How Stonewall Shaped Contemporary Art
Art & Object, May 16, 2019
By John McIntyre
Start counting forward from the Stonewall uprising, and you’re likely to find yourself feeling free, maybe obligated even, to indulge fanciful ideas. Contemporaneous accounts present it as a surreal scene. There’s a counterweight, of course, and that’s the impulse to honor the real risks and sacrifices those pioneering spirits made to move the culture forward. Haltingly forward, sure but not for lack of effort. All of that and more was on display those June nights in 1969. The writer Edmund White’s letter to Alfred Corn described that, “Someone shouted ‘Gay Power,’ others took up the cry–and then it dissolved into giggles. A few more gay prisoners–bartenders, hatcheck boys–a few more cheers, someone starts singing “We Shall Overcome”–and then they started camping on it.” The clash grew serious, though; it turned violent, and the Stonewall’s clientele held their own. It was an unwitting turning point, a cathartic moment that, it became clear in time, had reoriented the longstanding model of police repression and exploitation toward the gay community.
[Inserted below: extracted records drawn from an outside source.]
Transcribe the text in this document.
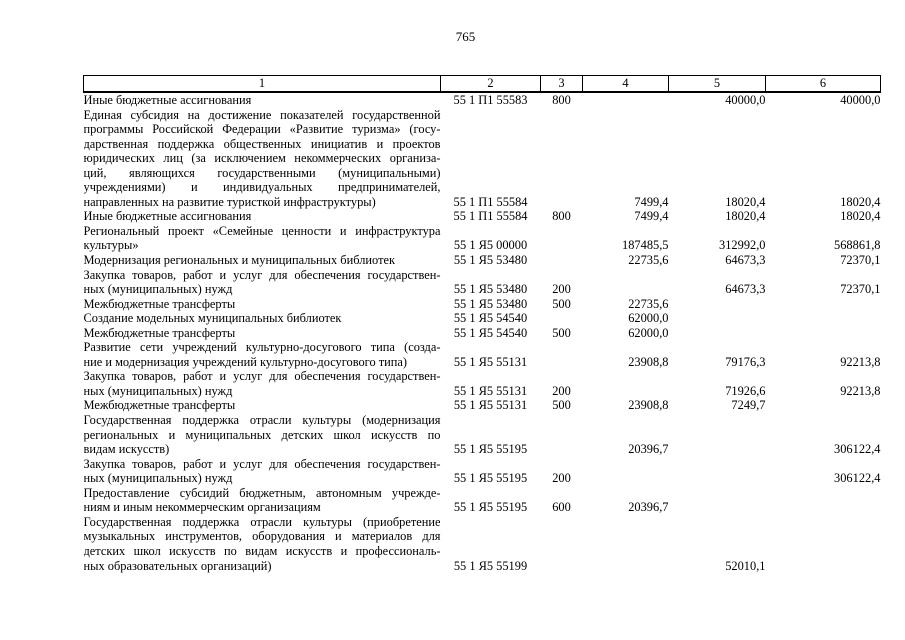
765
1	2	3	4	5	6

Иные бюджетные ассигнования	55 1 П1 55583	800		40000,0	40000,0

Единая субсидия на достижение показателей государственной
программы Российской Федерации «Развитие туризма» (госу-
дарственная поддержка общественных инициатив и проектов
юридических лиц (за исключением некоммерческих организа-
ций, являющихся государственными (муниципальными)
учреждениями) и индивидуальных предпринимателей,
направленных на развитие туристкой инфраструктуры)	55 1 П1 55584		7499,4	18020,4	18020,4

Иные бюджетные ассигнования	55 1 П1 55584	800	7499,4	18020,4	18020,4

Региональный проект «Семейные ценности и инфраструктура
культуры»	55 1 Я5 00000		187485,5	312992,0	568861,8

Модернизация региональных и муниципальных библиотек	55 1 Я5 53480		22735,6	64673,3	72370,1

Закупка товаров, работ и услуг для обеспечения государствен-
ных (муниципальных) нужд	55 1 Я5 53480	200		64673,3	72370,1

Межбюджетные трансферты	55 1 Я5 53480	500	22735,6		

Создание модельных муниципальных библиотек	55 1 Я5 54540		62000,0		

Межбюджетные трансферты	55 1 Я5 54540	500	62000,0		

Развитие сети учреждений культурно-досугового типа (созда-
ние и модернизация учреждений культурно-досугового типа)	55 1 Я5 55131		23908,8	79176,3	92213,8

Закупка товаров, работ и услуг для обеспечения государствен-
ных (муниципальных) нужд	55 1 Я5 55131	200		71926,6	92213,8

Межбюджетные трансферты	55 1 Я5 55131	500	23908,8	7249,7	

Государственная поддержка отрасли культуры (модернизация
региональных и муниципальных детских школ искусств по
видам искусств)	55 1 Я5 55195		20396,7		306122,4

Закупка товаров, работ и услуг для обеспечения государствен-
ных (муниципальных) нужд	55 1 Я5 55195	200			306122,4

Предоставление субсидий бюджетным, автономным учрежде-
ниям и иным некоммерческим организациям	55 1 Я5 55195	600	20396,7		

Государственная поддержка отрасли культуры (приобретение
музыкальных инструментов, оборудования и материалов для
детских школ искусств по видам искусств и профессиональ-
ных образовательных организаций)	55 1 Я5 55199			52010,1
The years afterward were so stocked with highs and lows, they could only give birth to a new art too restless and varied to be called by a single name. A pair of exhibitions–Art after Stonewall at NYU’s Grey Art Gallery and Leslie-Lohman Museum of Gay and Lesbian Art and Nobody Promised You Tomorrow: Art 50 Years After Stonewall at the Brooklyn Museum–mark the 50th anniversary of the Stonewall riots.